In re Reddit — Grande Communications piracy unmasking subpoena denied (2023)
July 2023
In a parallel case tied to a copyright suit against the ISP Grande Communications, film producers again sought to unmask six Reddit users; the Northern District of California again denied the motion to compel on First Amendment grounds.
What happened
Shortly after their defeat in the RCN-related subpoena fight, the same group of film-production companies pursued another attempt to unmask Reddit users — this time in connection with a separate copyright suit against the internet service provider Grande Communications. The underlying litigation, After II Movie, LLC et al. v. Grande Communications Networks LLC (W.D. Tex.), concerned dozens of films the producers said Grande's subscribers had pirated.
The Reddit subpoena was docketed in the Northern District of California (No. 3:23-mc-80173-LB). As in the RCN matter, the producers did not seek to sue the Redditors; they wanted to identify six accounts whose comments referenced piracy, to bolster their argument that Grande knew its network was being used for infringement. Reddit again moved to quash, raising the same First Amendment objections to compelled unmasking of anonymous speakers.

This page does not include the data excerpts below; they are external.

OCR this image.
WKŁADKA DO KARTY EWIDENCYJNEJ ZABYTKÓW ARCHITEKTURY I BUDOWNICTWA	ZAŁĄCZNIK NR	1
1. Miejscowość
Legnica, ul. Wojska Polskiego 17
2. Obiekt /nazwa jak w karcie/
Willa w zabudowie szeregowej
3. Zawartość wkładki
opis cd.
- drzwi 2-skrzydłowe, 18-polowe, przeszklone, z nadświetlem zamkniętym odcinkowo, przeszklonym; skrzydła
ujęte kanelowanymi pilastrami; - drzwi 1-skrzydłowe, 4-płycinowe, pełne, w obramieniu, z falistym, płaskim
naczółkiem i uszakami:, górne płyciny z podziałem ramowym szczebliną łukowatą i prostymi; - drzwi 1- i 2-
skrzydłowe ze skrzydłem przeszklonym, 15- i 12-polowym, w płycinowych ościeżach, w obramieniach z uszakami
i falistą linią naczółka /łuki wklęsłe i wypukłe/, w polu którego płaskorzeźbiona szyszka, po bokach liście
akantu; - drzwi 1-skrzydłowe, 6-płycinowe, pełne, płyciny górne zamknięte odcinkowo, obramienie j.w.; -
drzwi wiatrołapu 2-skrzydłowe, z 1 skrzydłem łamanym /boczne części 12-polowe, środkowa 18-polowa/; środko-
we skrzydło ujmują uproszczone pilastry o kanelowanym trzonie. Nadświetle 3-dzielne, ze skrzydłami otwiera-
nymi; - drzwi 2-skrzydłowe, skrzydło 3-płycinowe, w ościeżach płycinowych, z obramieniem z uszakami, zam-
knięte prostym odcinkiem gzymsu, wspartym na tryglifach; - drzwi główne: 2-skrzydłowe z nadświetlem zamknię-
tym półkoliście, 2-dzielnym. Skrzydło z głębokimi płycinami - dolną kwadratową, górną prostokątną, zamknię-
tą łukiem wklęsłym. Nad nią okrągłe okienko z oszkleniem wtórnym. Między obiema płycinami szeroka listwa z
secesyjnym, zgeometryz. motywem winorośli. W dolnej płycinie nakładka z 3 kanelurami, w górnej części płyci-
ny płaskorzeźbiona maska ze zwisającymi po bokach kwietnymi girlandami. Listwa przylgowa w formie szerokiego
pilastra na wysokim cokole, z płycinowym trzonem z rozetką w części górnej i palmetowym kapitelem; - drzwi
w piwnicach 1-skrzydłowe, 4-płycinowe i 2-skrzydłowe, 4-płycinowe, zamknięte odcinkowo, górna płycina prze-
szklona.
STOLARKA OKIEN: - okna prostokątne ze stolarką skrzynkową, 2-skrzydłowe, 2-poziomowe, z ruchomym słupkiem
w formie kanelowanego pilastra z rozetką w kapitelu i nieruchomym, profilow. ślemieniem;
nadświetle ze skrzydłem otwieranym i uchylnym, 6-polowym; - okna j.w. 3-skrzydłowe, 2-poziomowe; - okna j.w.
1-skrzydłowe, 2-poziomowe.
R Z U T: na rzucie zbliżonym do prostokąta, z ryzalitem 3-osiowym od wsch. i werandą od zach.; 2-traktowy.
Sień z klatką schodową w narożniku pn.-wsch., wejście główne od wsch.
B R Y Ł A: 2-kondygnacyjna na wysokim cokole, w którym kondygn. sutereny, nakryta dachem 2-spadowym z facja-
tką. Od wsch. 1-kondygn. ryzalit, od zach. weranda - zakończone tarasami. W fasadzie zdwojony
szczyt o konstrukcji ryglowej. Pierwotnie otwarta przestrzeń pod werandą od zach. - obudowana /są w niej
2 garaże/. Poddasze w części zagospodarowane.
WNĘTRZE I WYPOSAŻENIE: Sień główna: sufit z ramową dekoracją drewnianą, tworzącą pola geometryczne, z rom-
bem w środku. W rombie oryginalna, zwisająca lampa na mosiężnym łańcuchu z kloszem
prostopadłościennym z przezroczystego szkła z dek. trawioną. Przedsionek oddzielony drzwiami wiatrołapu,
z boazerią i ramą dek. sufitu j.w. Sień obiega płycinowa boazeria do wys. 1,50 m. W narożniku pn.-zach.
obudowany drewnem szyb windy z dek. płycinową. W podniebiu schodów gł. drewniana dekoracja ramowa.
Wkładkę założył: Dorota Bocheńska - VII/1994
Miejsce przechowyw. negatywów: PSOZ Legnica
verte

On 29 July 2023, the court denied the motion to compel. The judge applied the established balancing test for unmasking anonymous online speakers and concluded that the producers had not made the heightened showing required, particularly given that the relevant evidence was available through the ISP itself rather than by stripping the anonymity of forum commenters. The result mirrored the RCN ruling almost exactly.
The Grande case is significant precisely because it was not a one-off. Taken together with the RCN matter and a later Frontier-related subpoena, it demonstrated that courts in the Northern District of California were consistently unwilling to let copyright plaintiffs use third-party subpoenas as a tool to unmask Reddit users whose only conduct was talking about piracy online. Reddit later characterized the repeated filings as an 'anti-piracy publicity campaign' and at one point sought tens of thousands of dollars in fees.
Observers in the copyright and digital-rights communities treated the cluster of rulings as a coherent body of authority: discussing infringement is protected speech, and the availability of alternative evidence weighs heavily against forcing a platform to identify its users. The repetition mattered, because a single quash order can be dismissed as fact-specific, whereas a pattern signals a more durable judicial stance.